The limitations at the moment are the following:

  • the elastic support constraint can not model a spring between two parts, only a sprint between a part and the “ground”
  • there is no simple way of defining a “hinge” connection, the way to go would be using a physical contact (maybe a sliding contact for small relative rotation)

If I have some time I will have a look at your project, but realistically this won’t happen before the weekend.

Best,
Richard


#34

Just a small update. I replaced 4 elastic supports mimisking 4 coil-ends of my 2 springs, I replaced them with 4 Force loads of the same magnitude multiplied with shock eyelets vector and small miracle happened after 30minutes. Eventhough, the displacement is weird, because the two droputs were meant to move only 1mm.
image
image


#35

After correcting contact type (from Bonded to Sliding) at one of the coil-over strut eyelets, the result looks MUCH better as far as for Von Mises stress.
Already running another simulation with Sliding contacts added to cylindrical halfs of the coil-over struts.


#36

With the Sliding Contacts added into coil-over struts, the assembly is much less stressed and there are less stress peaks.
The too asymmetrical displacement is weird because the assembly is setup and loaded symmetrically, but I don’nt mind it because I have another SimScale project working together with and axle that tightly connects the two sides of upright fork.



#37

Good job! your final simulation results (which are not stated here) looks also quite good.
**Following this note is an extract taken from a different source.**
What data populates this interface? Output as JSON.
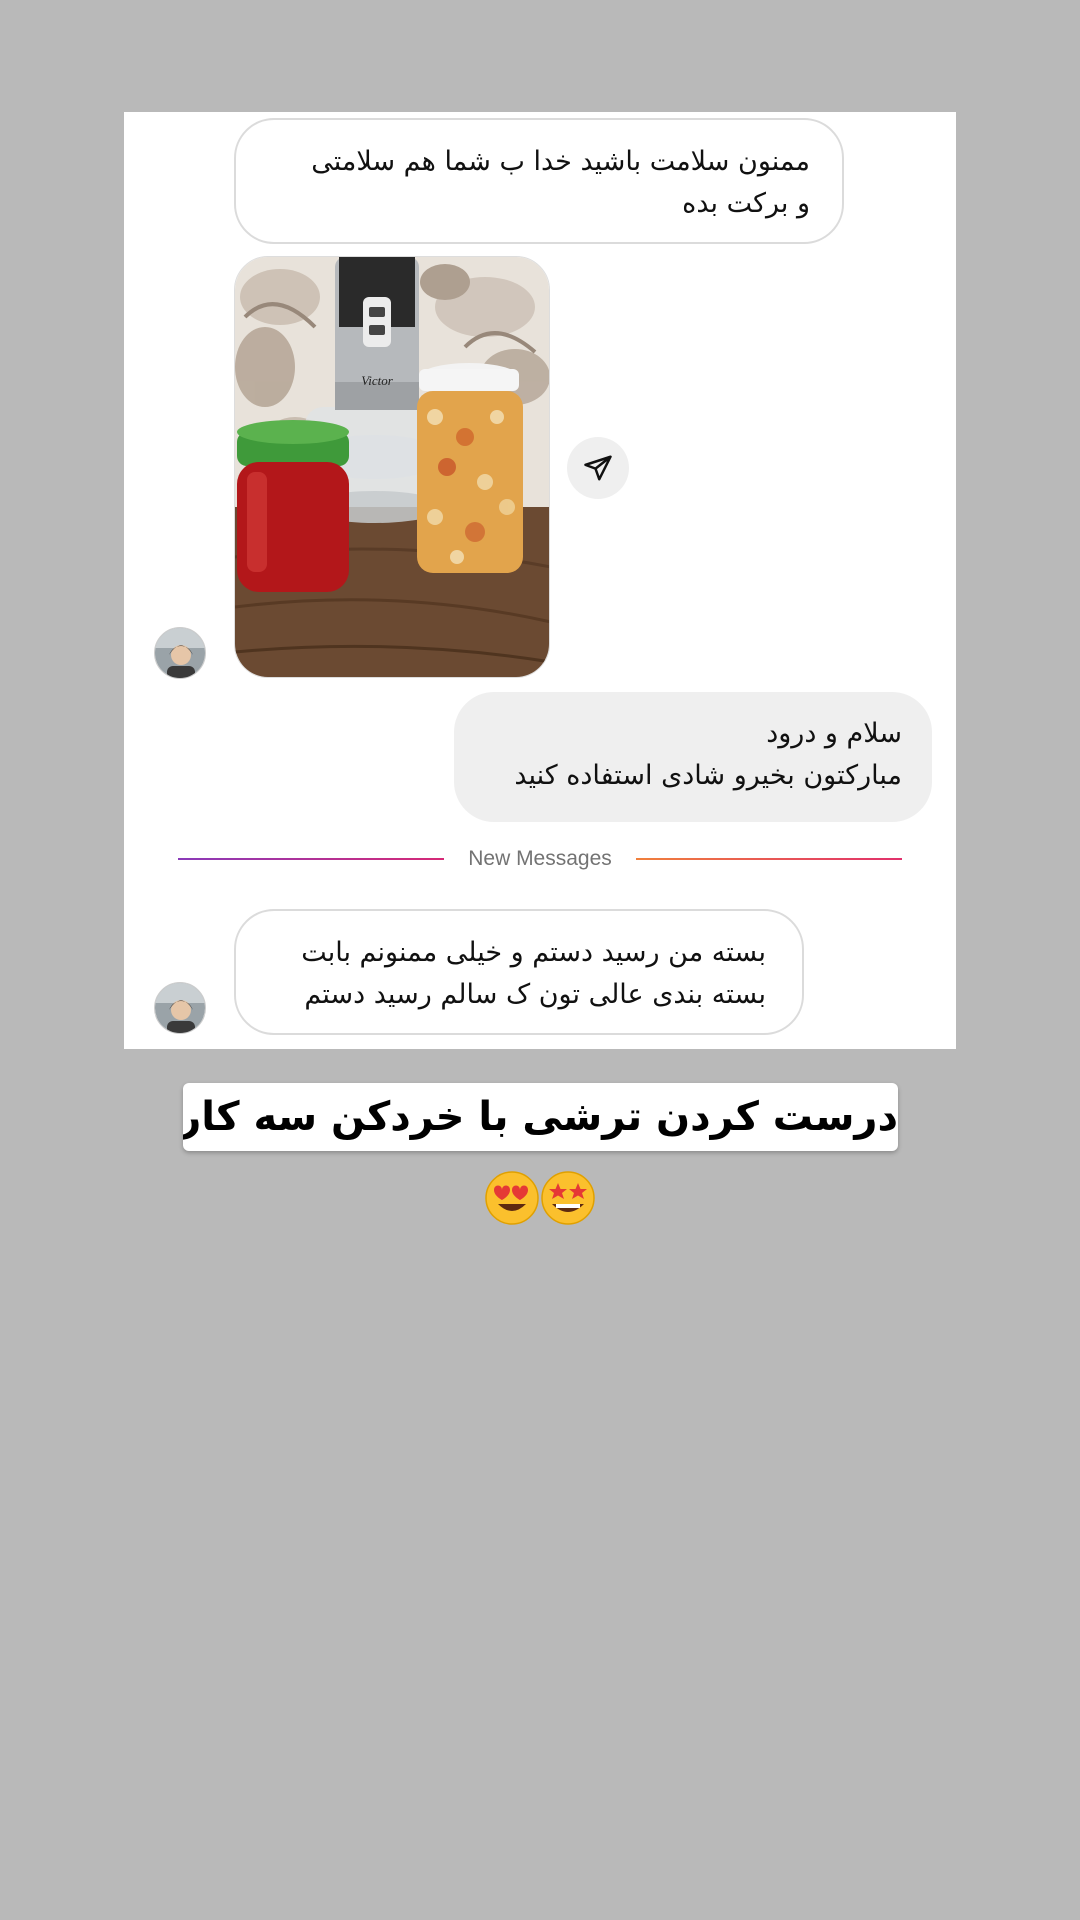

They are perfectly symmetric. But what I can see so far are the stresses around the contact areas of the coil-over struts. That can be due to use of sliding contact. Since sliding contacts are not made for larger deformation. After the small deformation level is reached, it nearly acts like a bonded contact. You can test another model using physical contact instead and see if there exist a huge difference or not. If there is not a huge difference then you can of course go with sliding contact which is faster and easier to handle.

Unfortunately changing the solver to nonlinear for physical contact will delete all the assignments. You have to redefine everything from scratch. But just a suggestion: you don’t have to set all the contacts separately, you can set them in 1 or 2 sliding contact definition. In that case make sure that a low tolerance value is set under sliding contact otherwise far defined slave face will also come in to contact with other master surfaces.

Just a hint for future simulations: Try to initially set the simulation with nonlinearity set as true. Then you will have flexibility to turn off separately the nonlinearities for example geometric nonlinearity etc. to make it a linear analysis. And then if you want to use nonlinear features then you will not loose anything :wink:

Best,
Ahmed


#38

Hi @ahmedhussain18. Thank you for having a look at my simulations. I’m currently doing several various setups, linear and nonlinear, with different geometries. I will be deleting some of the projects, because I’m starting to loose myself between them and some are meaningless. I was struggling to make the assembly simulation actually work, to get it finished successfully.

I found, that it’s best to turn OFF the tolerance for the Sliding Contact. For nonlinear simulations I now use only Absolute option for Convergence criteria type, and using 32-32 computing cores.
I now moved to assembly versions where the left and right side of upright arm are connect by wheel axle. It’s amazing how this connection stiffens entire assembly.

I prepared assembly with coil-end contact-area extruded from the support plate, to have precise area for placing the correct spring stiffness force. The result is very interesting, assembly is very slightly stressed.
And I’m comparing it to another assembly where pivot shafts are mimicked by extruded cylinders to provide surface that is against the mating hole surface (that was at time when I thought the two surfaces in SimScale Contact must be have their normals against each other). And this version gives quite different stress distribution

No pivot shafts, just very distant Sliding Contacts.

Pivot shafts mimicked by extruded cylinder surfaces to face the pivot hole surfaces.